We are free people making choices in how we pursue, understand, interpret, and apply these texts to our lives. If we pursue the larger call to justice and equity and loving one another as we love ourselves or the Holy (themes resounding throughout Torah), that means necessarily there’s room for all of us in these texts to show up, reflections of the Holy that is far bigger than any one of us, or any one culture and time, splendid in our diversity. So yes, I’m going to put my queer, wheelchair-using, ordained, knitting, singing, laughing, loving self into the middle of these texts. I’m also loved by the Holy and part of this diverse and amazing creation. You belong there too, however you are, in these stories and practices of seeking to risk faithfully day by day in living humbly, justly, and lovingly, knowing every stranger and neighbor as another face of G-d, wherever we are and wherever we go. If you want these texts to speak to today, they can. If you want to pursue a relationship with the Holy, you can. Don’t let the transmission of these texts or their reflection of a particular historical understanding of what it means to live faithfully with the Holy cast you out of choosing your faithful life.
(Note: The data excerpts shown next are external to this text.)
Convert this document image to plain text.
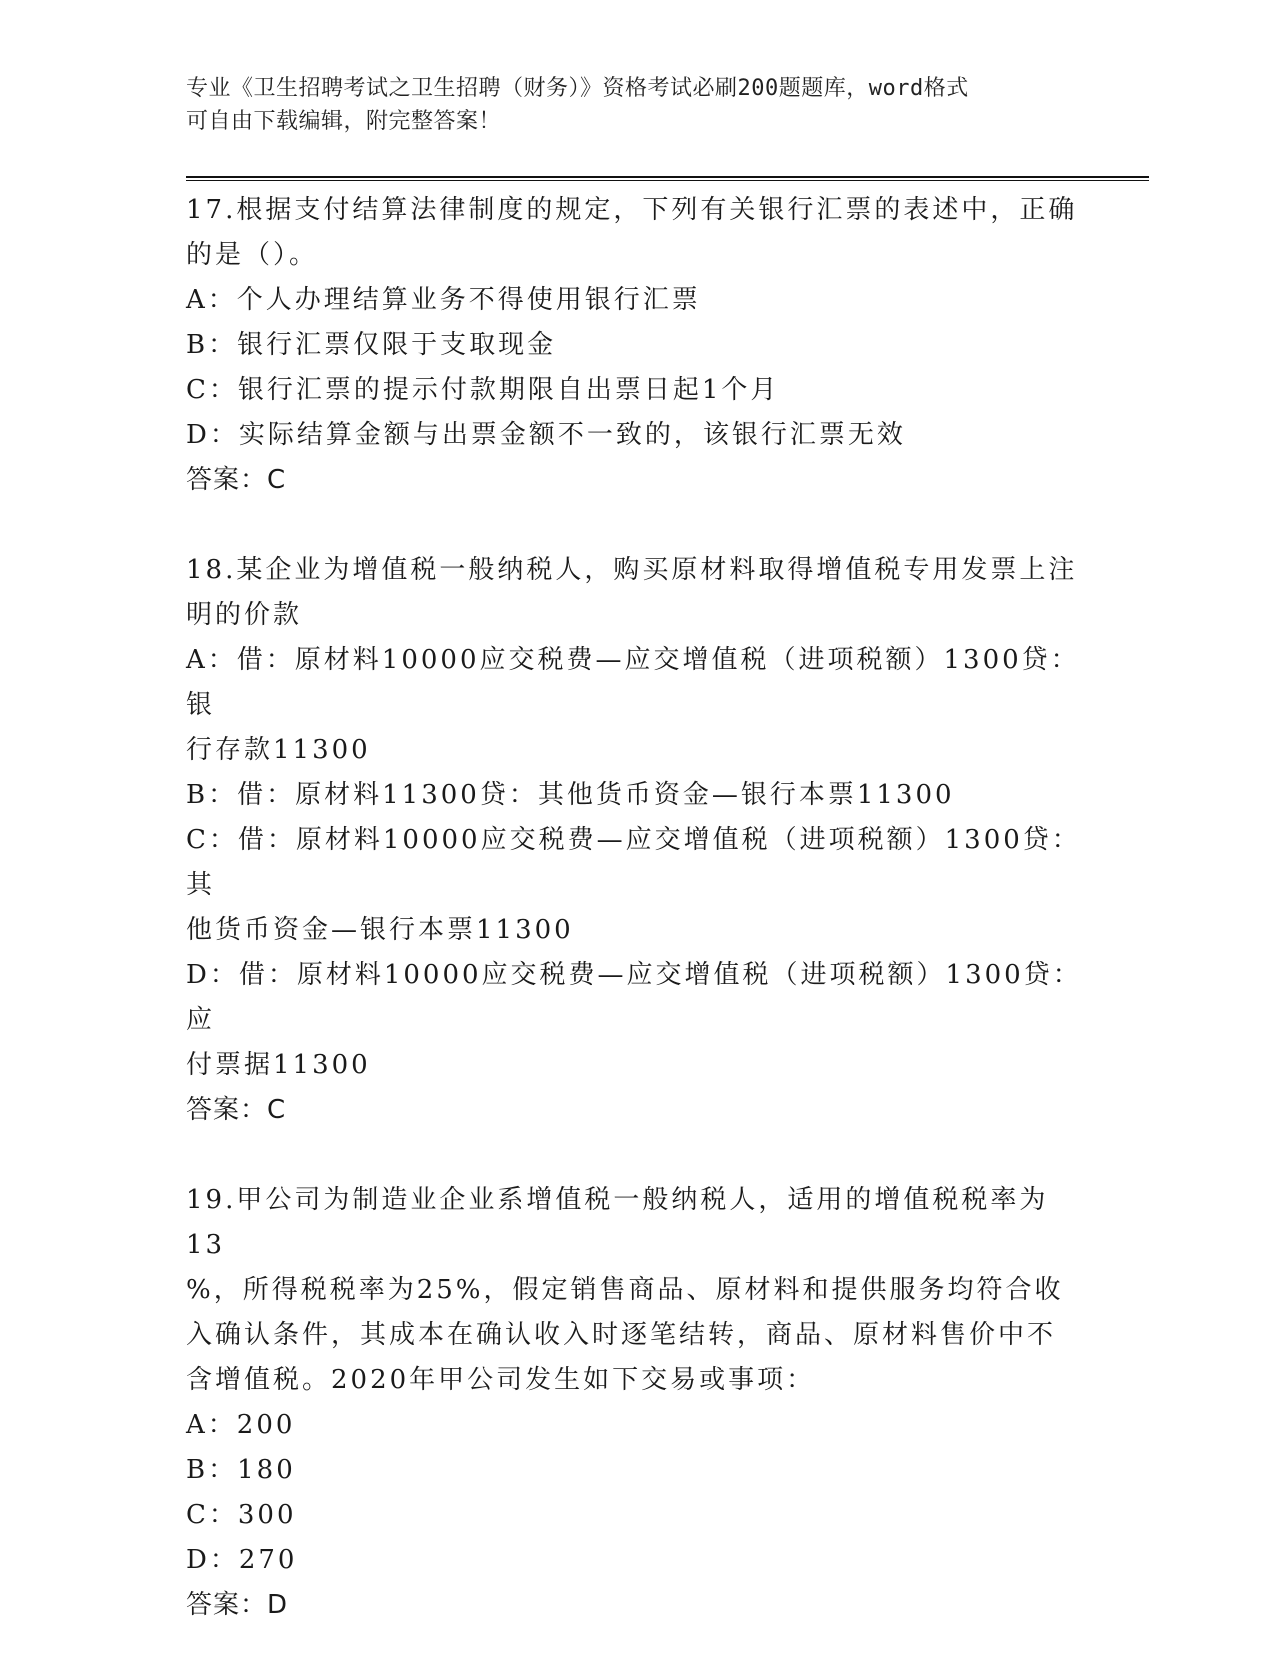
专业《卫生招聘考试之卫生招聘（财务）》资格考试必刷200题题库，word格式
可自由下载编辑，附完整答案！
17.根据支付结算法律制度的规定，下列有关银行汇票的表述中，正确
的是（）。
A：个人办理结算业务不得使用银行汇票
B：银行汇票仅限于支取现金
C：银行汇票的提示付款期限自出票日起1个月
D：实际结算金额与出票金额不一致的，该银行汇票无效
答案：C
18.某企业为增值税一般纳税人，购买原材料取得增值税专用发票上注
明的价款
A：借：原材料10000应交税费—应交增值税（进项税额）1300贷：银
行存款11300
B：借：原材料11300贷：其他货币资金—银行本票11300
C：借：原材料10000应交税费—应交增值税（进项税额）1300贷：其
他货币资金—银行本票11300
D：借：原材料10000应交税费—应交增值税（进项税额）1300贷：应
付票据11300
答案：C
19.甲公司为制造业企业系增值税一般纳税人，适用的增值税税率为13
%，所得税税率为25%，假定销售商品、原材料和提供服务均符合收
入确认条件，其成本在确认收入时逐笔结转，商品、原材料售价中不
含增值税。2020年甲公司发生如下交易或事项：
A：200
B：180
C：300
D：270
答案：D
We choose, with heart and with reason, bowing to the spiritual ancestors who did the best they could with their own understanding, and to some of our ancestors who did the worst they could do reading a lot of people out and transmitting those traditions. We choose, taking what we can with our own limited understanding and offering these texts forward to the future for their eventual wrestling, reading, tending, interpreting, and choosing, as free people do.